Regardless of where you stand on gene-editing, the results of clinical trials that use CRISPR gene editing to improve vision and reduce the effects of type 1 diabetes are encouraging. CRISPR is a tool that allows scientists to essentially edit DNA sequences in humans and animals. The main objective is to edit out mutations in the DNA strand that cause disease and disability. Recently, research has focused on vision loss due to genetic conditions such as Leber Congenital Amaurosis, or LCA, and on pancreatic deficiencies in those who suffer from T1D. Learn more about what’s being done to improve both conditions.

CRISPR Technology and Defective Photoreceptors

In patients who have Leber Congenital Amaurosis, a faulty photoreceptor in the eye is to blame for partial or total vision loss. While most people who have LCA aren’t born blind, many lose their sight soon thereafter — usually within the first months of life. This happens because impaired photoreceptors are unable to send sufficient messages to the brain. Because there’s a disconnect between what the eye sees and what the photoreceptor interprets, vision becomes impaired or lost. This condition is not a result of the inability to see, but rather the inability of the brain to translate information into visual images. And it happens because a single photoreceptor gene has a mutation that prevents it from producing the right protein.

Now, imagine what might happen if your eye doctor could replace that faulty gene. There’s a possibility that your vision might be improved or even restored. That’s the beauty of what scientists are currently capable of doing using the magic of CRISPR gene editing.

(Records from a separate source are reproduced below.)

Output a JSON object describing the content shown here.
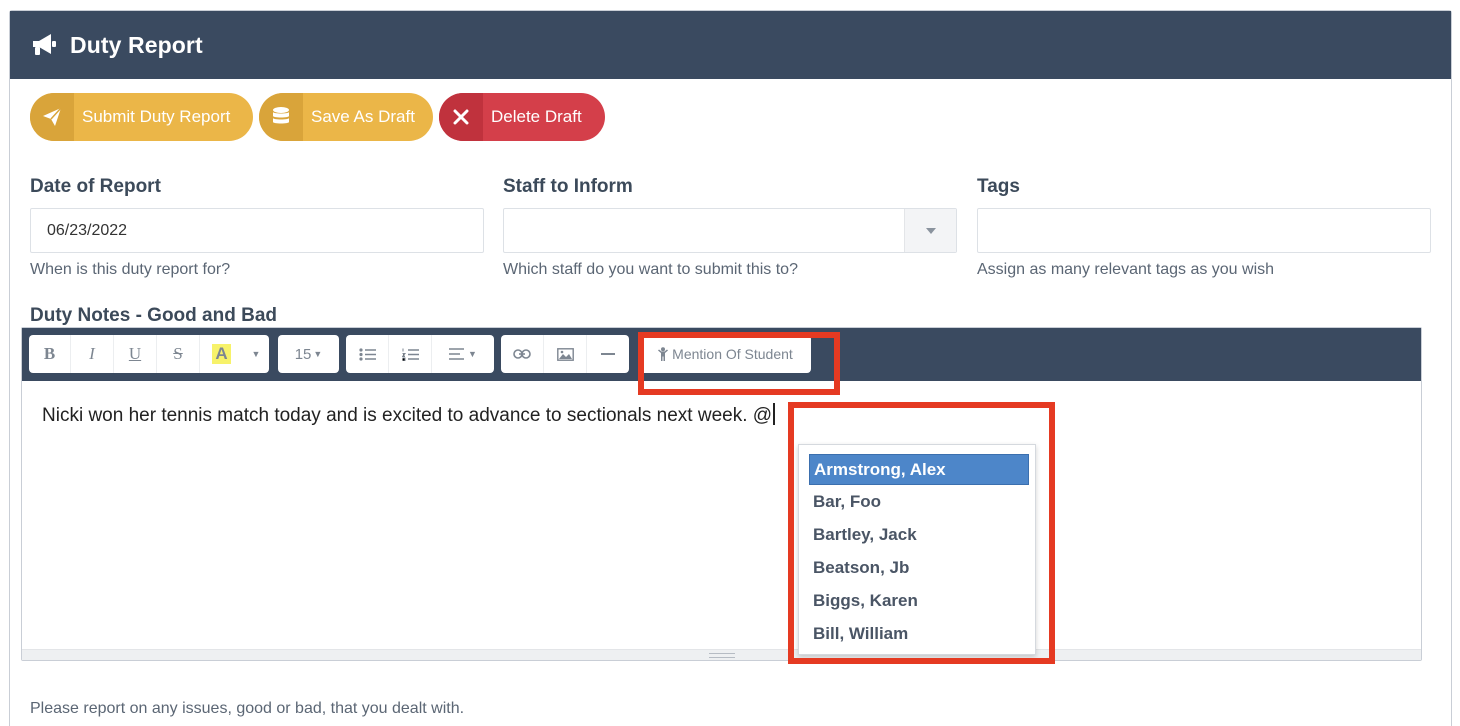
{
  "header": {
    "title": "Duty Report",
    "icon": "megaphone-icon"
  },
  "actions": {
    "submit_label": "Submit Duty Report",
    "save_label": "Save As Draft",
    "delete_label": "Delete Draft"
  },
  "fields": {
    "date": {
      "label": "Date of Report",
      "value": "06/23/2022",
      "help": "When is this duty report for?"
    },
    "staff": {
      "label": "Staff to Inform",
      "value": "",
      "help": "Which staff do you want to submit this to?"
    },
    "tags": {
      "label": "Tags",
      "value": "",
      "help": "Assign as many relevant tags as you wish"
    }
  },
  "notes": {
    "label": "Duty Notes - Good and Bad",
    "content": "Nicki won her tennis match today and is excited to advance to sectionals next week.  @",
    "help": "Please report on any issues, good or bad, that you dealt with."
  },
  "toolbar": {
    "font_size": "15",
    "mention_label": "Mention Of Student",
    "bold": "B",
    "italic": "I",
    "underline": "U",
    "strike": "S",
    "color": "A"
  },
  "mention_suggestions": [
    {
      "name": "Armstrong, Alex",
      "selected": true
    },
    {
      "name": "Bar, Foo",
      "selected": false
    },
    {
      "name": "Bartley, Jack",
      "selected": false
    },
    {
      "name": "Beatson, Jb",
      "selected": false
    },
    {
      "name": "Biggs, Karen",
      "selected": false
    },
    {
      "name": "Bill, William",
      "selected": false
    }
  ],
  "colors": {
    "header_bg": "#3a4a60",
    "primary_yellow": "#ebb648",
    "danger_red": "#d43f4a",
    "selection_blue": "#4d86c9",
    "highlight_red": "#e53a22"
  }
}
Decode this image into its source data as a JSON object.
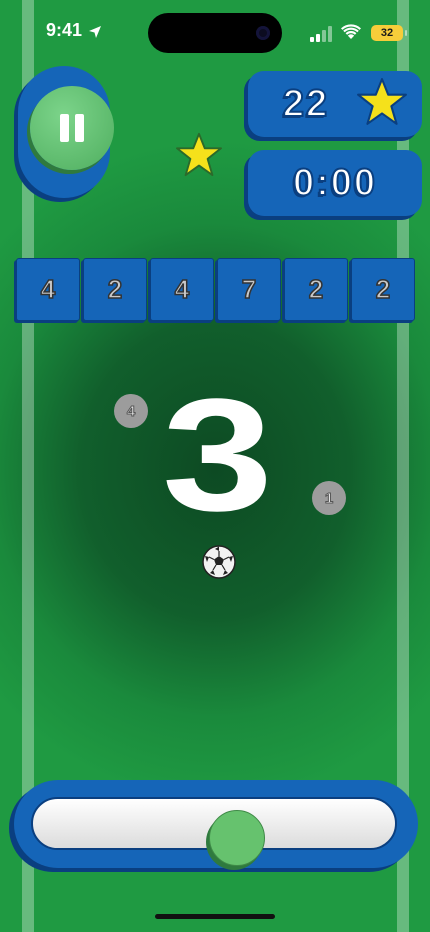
{
  "status_bar": {
    "time": "9:41",
    "battery": "32"
  },
  "hud": {
    "score": "22",
    "timer": "0:00"
  },
  "tiles": [
    "4",
    "2",
    "4",
    "7",
    "2",
    "2"
  ],
  "target_number": "3",
  "bubbles": [
    "4",
    "1"
  ],
  "colors": {
    "panel": "#1565b8",
    "panel_shadow": "#0a3f80",
    "field": "#1a8a3c",
    "accent_green": "#66c26e",
    "star": "#f5e11b"
  },
  "icons": [
    "location-arrow-icon",
    "signal-icon",
    "wifi-icon",
    "battery-icon",
    "pause-icon",
    "star-icon",
    "soccer-ball-icon"
  ]
}
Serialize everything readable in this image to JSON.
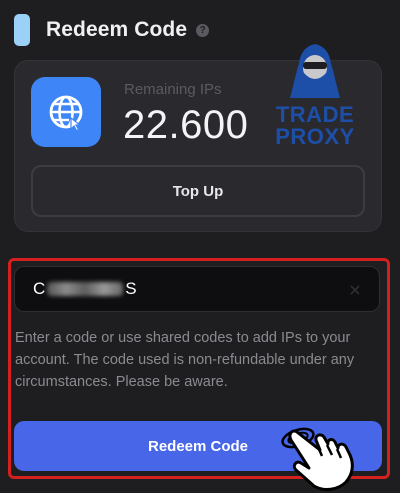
{
  "header": {
    "title": "Redeem Code",
    "help_icon": "?"
  },
  "balance": {
    "label": "Remaining IPs",
    "value": "22.600",
    "icon": "globe-icon",
    "topup_label": "Top Up"
  },
  "watermark": {
    "line1": "TRADE",
    "line2": "PROXY"
  },
  "redeem": {
    "code_prefix": "C",
    "code_suffix": "S",
    "helper_text": "Enter a code or use shared codes to add IPs to your account. The code used is non-refundable under any circumstances. Please be aware.",
    "button_label": "Redeem Code"
  },
  "colors": {
    "background": "#1e1e21",
    "card": "#2a2a2e",
    "accent_blue": "#3e86f7",
    "button_blue": "#4767e8",
    "highlight_red": "#d6201e",
    "title_bar": "#9bd0f7"
  }
}
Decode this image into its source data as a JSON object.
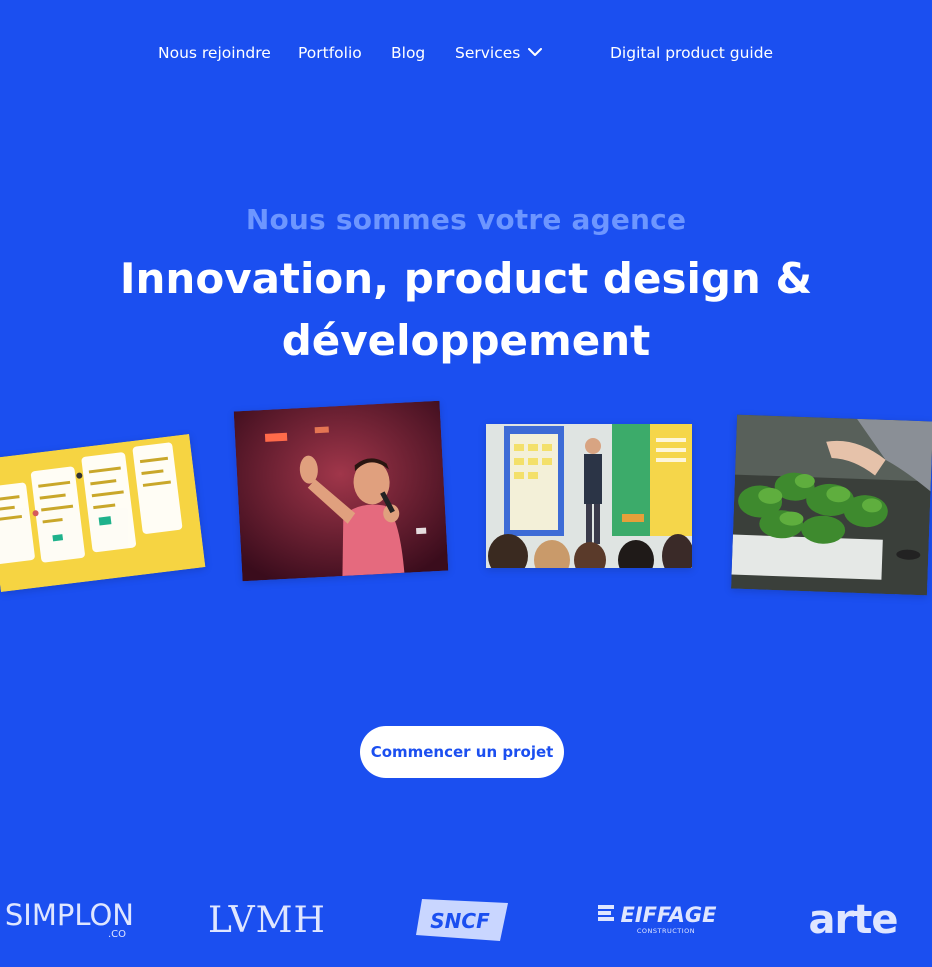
{
  "nav": {
    "items": [
      {
        "label": "Nous rejoindre"
      },
      {
        "label": "Portfolio"
      },
      {
        "label": "Blog"
      },
      {
        "label": "Services",
        "has_dropdown": true
      },
      {
        "label": "Digital product guide"
      }
    ]
  },
  "hero": {
    "eyebrow": "Nous sommes votre agence",
    "title_line1": "Innovation, product design &",
    "title_line2": "développement",
    "cta_label": "Commencer un projet"
  },
  "photos": [
    {
      "subject": "yellow app mockup screens"
    },
    {
      "subject": "speaker on stage with microphone"
    },
    {
      "subject": "workshop with whiteboard and audience"
    },
    {
      "subject": "hand touching basil plants"
    }
  ],
  "clients": {
    "logos": [
      {
        "name": "SIMPLON",
        "suffix": ".CO"
      },
      {
        "name": "LVMH"
      },
      {
        "name": "SNCF"
      },
      {
        "name": "EIFFAGE",
        "suffix": "CONSTRUCTION"
      },
      {
        "name": "arte"
      }
    ]
  },
  "colors": {
    "background": "#1b4ff0",
    "eyebrow": "#6d96ff",
    "text": "#ffffff",
    "cta_text": "#1b4ff0",
    "logo": "#dfe6ff"
  }
}
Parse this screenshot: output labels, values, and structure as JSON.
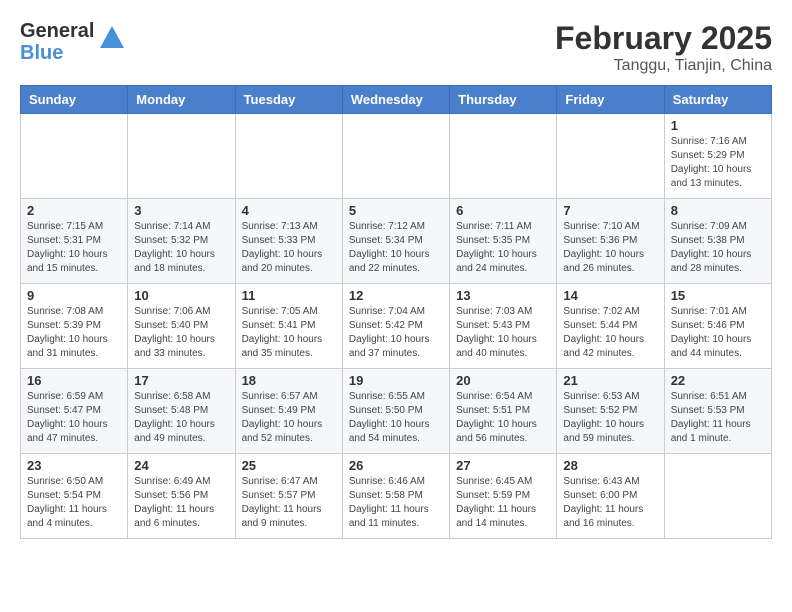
{
  "header": {
    "logo_general": "General",
    "logo_blue": "Blue",
    "month": "February 2025",
    "location": "Tanggu, Tianjin, China"
  },
  "weekdays": [
    "Sunday",
    "Monday",
    "Tuesday",
    "Wednesday",
    "Thursday",
    "Friday",
    "Saturday"
  ],
  "weeks": [
    [
      {
        "day": "",
        "info": ""
      },
      {
        "day": "",
        "info": ""
      },
      {
        "day": "",
        "info": ""
      },
      {
        "day": "",
        "info": ""
      },
      {
        "day": "",
        "info": ""
      },
      {
        "day": "",
        "info": ""
      },
      {
        "day": "1",
        "info": "Sunrise: 7:16 AM\nSunset: 5:29 PM\nDaylight: 10 hours\nand 13 minutes."
      }
    ],
    [
      {
        "day": "2",
        "info": "Sunrise: 7:15 AM\nSunset: 5:31 PM\nDaylight: 10 hours\nand 15 minutes."
      },
      {
        "day": "3",
        "info": "Sunrise: 7:14 AM\nSunset: 5:32 PM\nDaylight: 10 hours\nand 18 minutes."
      },
      {
        "day": "4",
        "info": "Sunrise: 7:13 AM\nSunset: 5:33 PM\nDaylight: 10 hours\nand 20 minutes."
      },
      {
        "day": "5",
        "info": "Sunrise: 7:12 AM\nSunset: 5:34 PM\nDaylight: 10 hours\nand 22 minutes."
      },
      {
        "day": "6",
        "info": "Sunrise: 7:11 AM\nSunset: 5:35 PM\nDaylight: 10 hours\nand 24 minutes."
      },
      {
        "day": "7",
        "info": "Sunrise: 7:10 AM\nSunset: 5:36 PM\nDaylight: 10 hours\nand 26 minutes."
      },
      {
        "day": "8",
        "info": "Sunrise: 7:09 AM\nSunset: 5:38 PM\nDaylight: 10 hours\nand 28 minutes."
      }
    ],
    [
      {
        "day": "9",
        "info": "Sunrise: 7:08 AM\nSunset: 5:39 PM\nDaylight: 10 hours\nand 31 minutes."
      },
      {
        "day": "10",
        "info": "Sunrise: 7:06 AM\nSunset: 5:40 PM\nDaylight: 10 hours\nand 33 minutes."
      },
      {
        "day": "11",
        "info": "Sunrise: 7:05 AM\nSunset: 5:41 PM\nDaylight: 10 hours\nand 35 minutes."
      },
      {
        "day": "12",
        "info": "Sunrise: 7:04 AM\nSunset: 5:42 PM\nDaylight: 10 hours\nand 37 minutes."
      },
      {
        "day": "13",
        "info": "Sunrise: 7:03 AM\nSunset: 5:43 PM\nDaylight: 10 hours\nand 40 minutes."
      },
      {
        "day": "14",
        "info": "Sunrise: 7:02 AM\nSunset: 5:44 PM\nDaylight: 10 hours\nand 42 minutes."
      },
      {
        "day": "15",
        "info": "Sunrise: 7:01 AM\nSunset: 5:46 PM\nDaylight: 10 hours\nand 44 minutes."
      }
    ],
    [
      {
        "day": "16",
        "info": "Sunrise: 6:59 AM\nSunset: 5:47 PM\nDaylight: 10 hours\nand 47 minutes."
      },
      {
        "day": "17",
        "info": "Sunrise: 6:58 AM\nSunset: 5:48 PM\nDaylight: 10 hours\nand 49 minutes."
      },
      {
        "day": "18",
        "info": "Sunrise: 6:57 AM\nSunset: 5:49 PM\nDaylight: 10 hours\nand 52 minutes."
      },
      {
        "day": "19",
        "info": "Sunrise: 6:55 AM\nSunset: 5:50 PM\nDaylight: 10 hours\nand 54 minutes."
      },
      {
        "day": "20",
        "info": "Sunrise: 6:54 AM\nSunset: 5:51 PM\nDaylight: 10 hours\nand 56 minutes."
      },
      {
        "day": "21",
        "info": "Sunrise: 6:53 AM\nSunset: 5:52 PM\nDaylight: 10 hours\nand 59 minutes."
      },
      {
        "day": "22",
        "info": "Sunrise: 6:51 AM\nSunset: 5:53 PM\nDaylight: 11 hours\nand 1 minute."
      }
    ],
    [
      {
        "day": "23",
        "info": "Sunrise: 6:50 AM\nSunset: 5:54 PM\nDaylight: 11 hours\nand 4 minutes."
      },
      {
        "day": "24",
        "info": "Sunrise: 6:49 AM\nSunset: 5:56 PM\nDaylight: 11 hours\nand 6 minutes."
      },
      {
        "day": "25",
        "info": "Sunrise: 6:47 AM\nSunset: 5:57 PM\nDaylight: 11 hours\nand 9 minutes."
      },
      {
        "day": "26",
        "info": "Sunrise: 6:46 AM\nSunset: 5:58 PM\nDaylight: 11 hours\nand 11 minutes."
      },
      {
        "day": "27",
        "info": "Sunrise: 6:45 AM\nSunset: 5:59 PM\nDaylight: 11 hours\nand 14 minutes."
      },
      {
        "day": "28",
        "info": "Sunrise: 6:43 AM\nSunset: 6:00 PM\nDaylight: 11 hours\nand 16 minutes."
      },
      {
        "day": "",
        "info": ""
      }
    ]
  ]
}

Right now, clinical trials to improve vision in subjects suffering with LCA involve injecting a viral vector that contains the needed protein directly into the eye. The virus penetrates the cell, giving it access to the needed protein, and the gene editing happens in-vivo, or inside the body. To date, results have been optimistic. Research is still in its earliest stages, however, and much more study is needed to bring this treatment to the forefront as a cure for LCA.

How CRISPR Technology Is Helping Patients with Type 1 Diabetes

Someone who has Type 1 diabetes doesn’t have enough pancreatic beta cells — the cells that produce insulin. As a result, they struggle with high blood-sugar levels all their lives. Often, T1D leads to problems with major organs such as the kidneys, liver, and heart. In some instances, it can cause premature death.

T1D can’t be effectively controlled through lifestyle changes alone, which is why it’s one of the toughest diseases to manage. However, through the science of CRISPR gene editing, there may be new hope for patients who are born with this disabling condition.

In previous attempts at immunotherapy to replace defective pancreatic cells, patients had to take immunosuppressant drugs to prevent the body from attacking and destroying the implanted cells. However, in newer versions of CRISPR gene therapy, cells have been edited in such a way that the body does not see them as threats. These healthy pancreatic cells are introduced into the body in tiny pouches. Blood vessels grow around the pouches, which makes them appear normal to the body’s internal defense systems. The goal is to provide the patient with enough healthy pancreatic cells that they can produce needed levels of insulin without the need for side-effect-laden immunosuppressant drugs.

CRISPR gene editing has already come a long way in helping to treat pediatric and adult forms of cancer. Now, it’s gaining ground as an effective treatment for both LCA and T1D, too. What could be next for this groundbreaking form of cell therapy? Scientists are excited to find out.